BILD: F – The Mirror (c) 72 HUA, Foto Mor Arkadir
BAUORT G
Team: Te4m
Der Ort
Der Bauort: Eine Wiese neben einem Gebäude, in dem ein Studentenclub war. Der Fußgängertunnel davor ist die einzige ampelfreie Fußgänger- und Radverbindung zwischen Neulobeda-West und Neulodea-Ost.
Die Mission
Emil – Schafft einen Übergang zwischen Vergangenheit und Zukunft.
Das Ergebnis
Zur Zeit der DDR beherbergte der Flachbau am Standort eine Eisdiele. 1997 übernahm ein Studentenverein die Räumlichkeiten und betrieb bis 2017 einen Studentenclub. Seitdem stand das Gebäude leer. Eine von Studierenden ins Leben gerufene Initiative will das Gebäude wiederbeleben. Der Durchfluss, der Studenten auf der einen Seite und der Anwohner auf der anderen Seite, ist groß. Die Idee: Lobeda West und Ost visuell verbinden. Auf der einen Seite gibt es eine erhöhte Aussichtsplattform, die den visuellen Zusammenhang darstellt. Auf der anderen Seite stehen hölzerne Sitzflächen, die sich auf das historische Gebäude beziehen und die Fassaden des Objekts wiederspiegeln.
BILD: G – Emil (c) 72 HUA, Foto Mor Arkadir
BAUORT H
Team: Super8
Der Ort
Der Bauort befindet sich auf einer grünen Wiese neben dem Stadtteilbüro – einer städtischen Sozialmanagement- und Koordinierungsstelle, welche auch die angrenzenden Galerieräume betreibt.
Die Mission
Alles gut – Macht aus Viel noch Mehr.
Das Ergebnis
Ein Kaleidoskop wird begehbar gemacht, das heißt Menschen werden eingeladen sich zu begegnen, gemeinsam zu spielen und sich kennenzulernen. Der Platz bekommt somit etwas Aktives und Spielerisches. In diesem Stadtteil halten sich zwar viele Anwohner auf, sie haben jedoch wenig zu sehen. Somit soll mit dem begehbaren Kaleidoskop eine aktive Möglichkeit geschaffen werden, zusammenzukommen, mehr zu sein als aneinander vorbeilaufende Passanten. Das Motto: Geselligkeit begehbar machen.

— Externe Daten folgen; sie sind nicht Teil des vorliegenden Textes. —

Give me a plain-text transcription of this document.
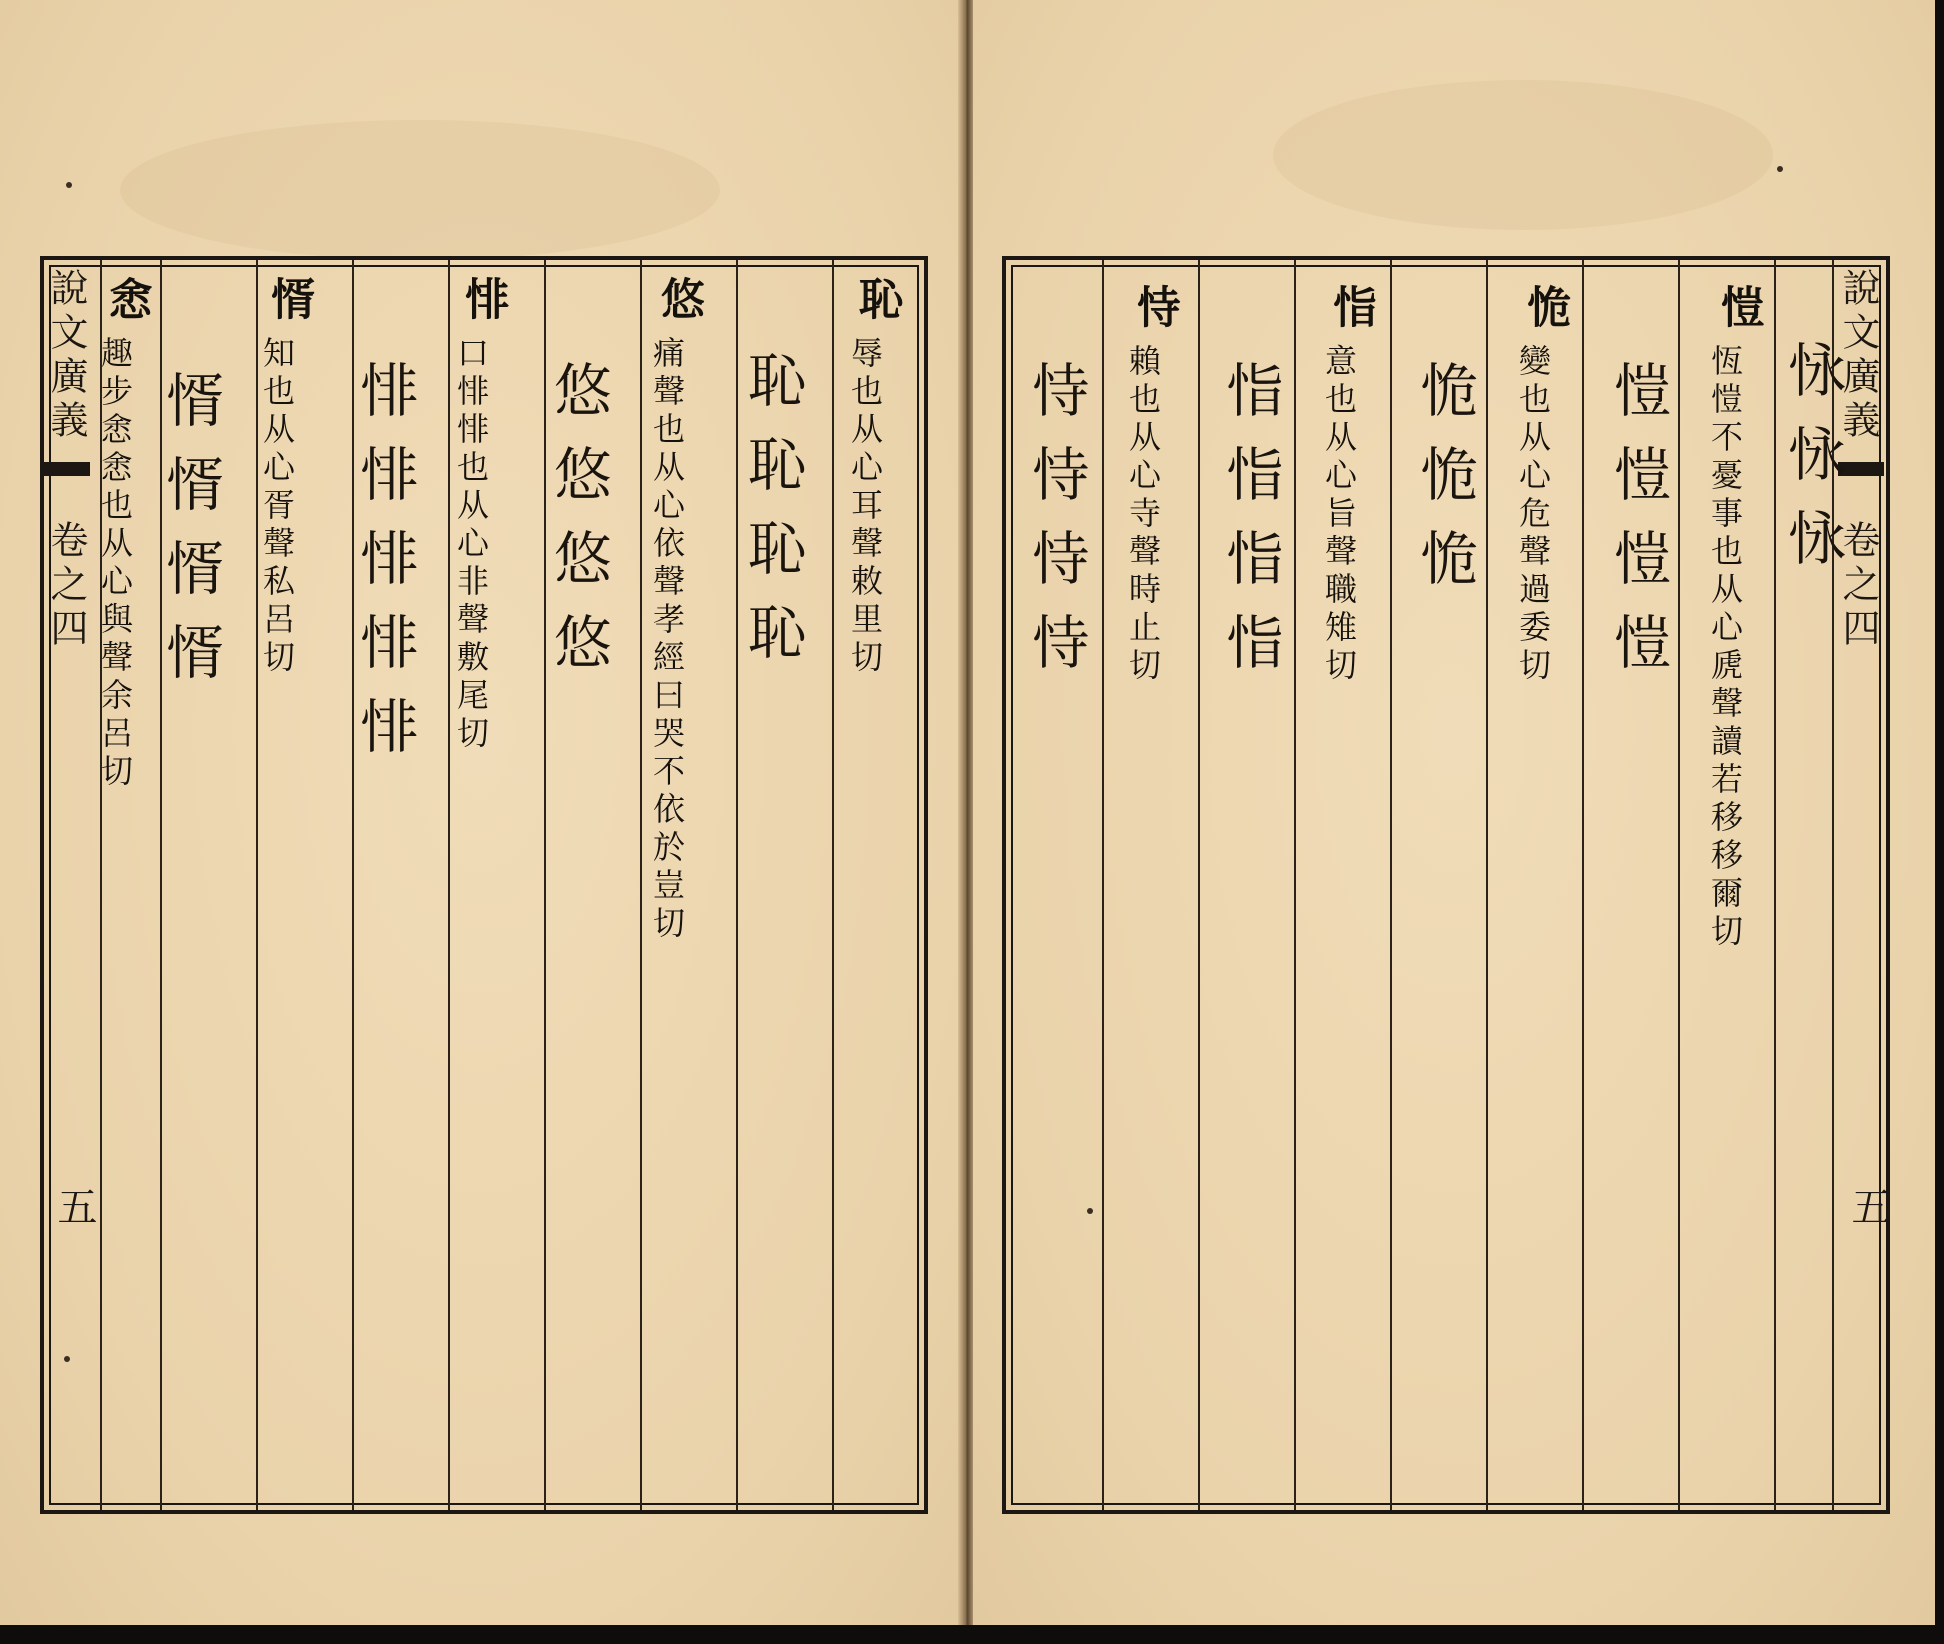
說文廣義
卷之四
五
恥
辱也从心耳聲敕里切
恥恥恥恥
悠
痛聲也从心依聲孝經曰哭不依於豈切
悠悠悠悠
悱
口悱悱也从心非聲敷尾切
悱悱悱悱悱
㥠
知也从心胥聲私呂切
㥠㥠㥠㥠
悆
趣步悆悆也从心與聲余呂切	說文廣義
卷之四
五
怺怺怺
愷
恆愷不憂事也从心虒聲讀若移移爾切
愷愷愷愷
恑
變也从心危聲過委切
恑恑恑
恉
意也从心旨聲職雉切
恉恉恉恉
恃
賴也从心寺聲時止切
恃恃恃恃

BILD: H – Alles gut (c) 72 HUA, Foto Mor Arkadir
BAUORT I
Team: Interstellar
Der Ort
Der Bauort befindet sich in der großzügig angelegten Fußgängerzone hinter dem Einkaufszentrum Kaufland.
Die Mission
The Popo – Entwerft eine alternative Realität
Das Ergebnis
Dieser ehemalige Marktplatz soll wieder aktiviert werden. Man möchte von der reinen Wegeverbindung wegkommen und die nichtgenutzten Stellen auf dem Marktplatz wieder aktivieren. Die alten Strukturen sollen so aufgebrochen und neue Bewegungslinien durch die Platzierung der Ruhe- und Sitzmöglichkeiten, vorgeschlagen werden. Die Nutzung der Eckfläche öffnet den Blick wieder ins Tal.
BILD: I – The Popo (c) 72 HUA, Foto Mor Arkadir
BAUORT J
Team: Oompa Lobedas
Der Ort
Auf dem Bauort befindet sich ein defekter Brunnen. Zwischen dem Brunnen und der Hauptverkehrsader des Stadtteils erstreckt sich ein kleiner Platz. Angrenzend eine Treppe, die zu Sport- und Freizeiteinrichtungen führt.
Die Mission
Das Überbleibsel – Erschafft eine Startrampe der Neugierde.
Das Ergebnis
Der Brunnen ist das einzige Relikt aus DDR Zeiten, was von dem ehemals zentralen Bürgerplatz übrig geblieben ist. Der defekte Brunnen und der davor befindliche Platz sind die meiste Zeit ungenutzt. Allerdings besuchen Jugendliche die nahegelegenen Sportanlagen regelmäßig. Das hier entstandene Projekt ermöglicht weiterhin eine Nutzung des Platzes: Die Lobedaer können den Übergroßen Setzkasten als eine „Gartenerweiterung“ ansehen und sind eingeladen, diesen aktiv zu nutzen. Sie können reingehen, die Blumen pflegen oder auch mal ein Buch lesen. Es gibt verschiedene Sitzmöglichkeiten im Innen- und Außenbereich.